Although the case was focused on whether the parents involved had legal standing, it raised questions about whether educators’ violate parental rights by keeping a student’s gender identity private.

Justice Samuel Alito wrote a dissent about his colleagues’ decision not to hear it, arguing that courts are using the issue of standing to avoid contentious debates.

In January, the justices will have another chance to take up the issue. That’s when they’re expected to decide whether or not to hear Mahmoud v. Taylor, a case brought by religious parents who want to be able to opt their kids out of reading books about gender transitioning and some other LGBTQ issues.

The case involves a free exercise claim, not a claim about parental rights. But Eric Baxter, who is representing the parents, said it wouldn’t be surprising for the 14th Amendment to come up if the court hears the case.

“The court has leeway to look across both areas of law to reach a decision,” said Baxter, a vice president and senior counsel for Becket.

Assuming the Supreme Court does revisit parental rights sometime soon, legal experts generally predict that the justices will confirm and even build on what’s laid out in Meyer and Pierce.

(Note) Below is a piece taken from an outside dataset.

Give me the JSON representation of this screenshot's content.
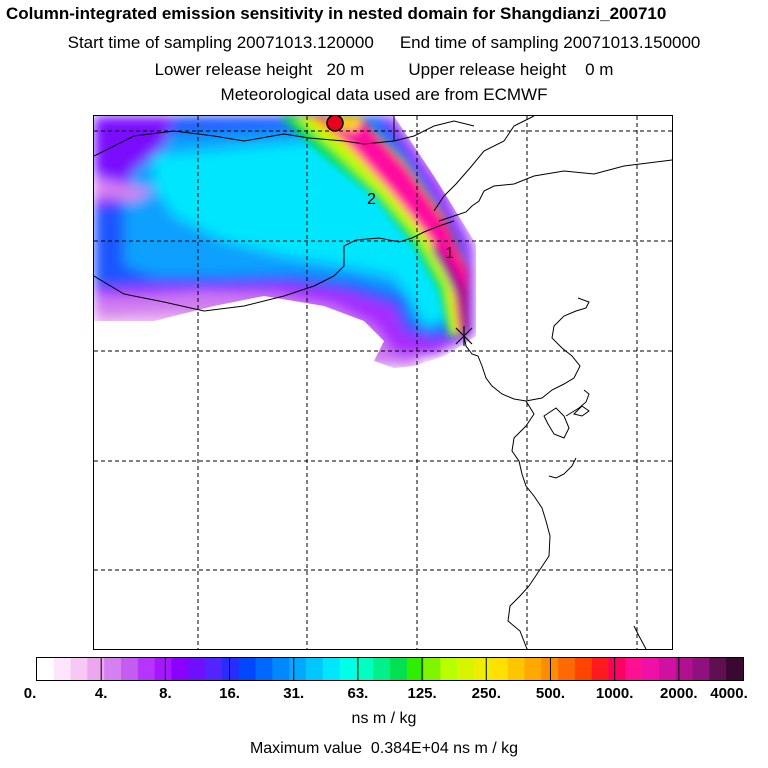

But they don’t think such a ruling will necessarily turn down the temperature of ongoing debates.

Frederick Gedicks, who retired in 2024 after more than 30 years as a law professor at BYU, described recent education battles as both legal and cultural. You can’t fully resolve them as long as some families feel teachers have turned their backs on important values, including faith.

”If you were a Protestant in New Jersey where I grew up in the 1950s and early 1960s, you could send your kids off to school and not worry at all about what would happen there because everything that happened there would be consistent with Protestantism,” he said. In recent years, “there’s been a removal of that kind of implicit cultural privilege,” which feels to some like an attack.

You also can’t fully resolve the tension between parents and schools without building a shared understanding about what schools are meant to teach, Moschella said.

So long as disagreement over who should control conversations about issues like race, sexuality and gender, there’s going to be conflict over parental rights.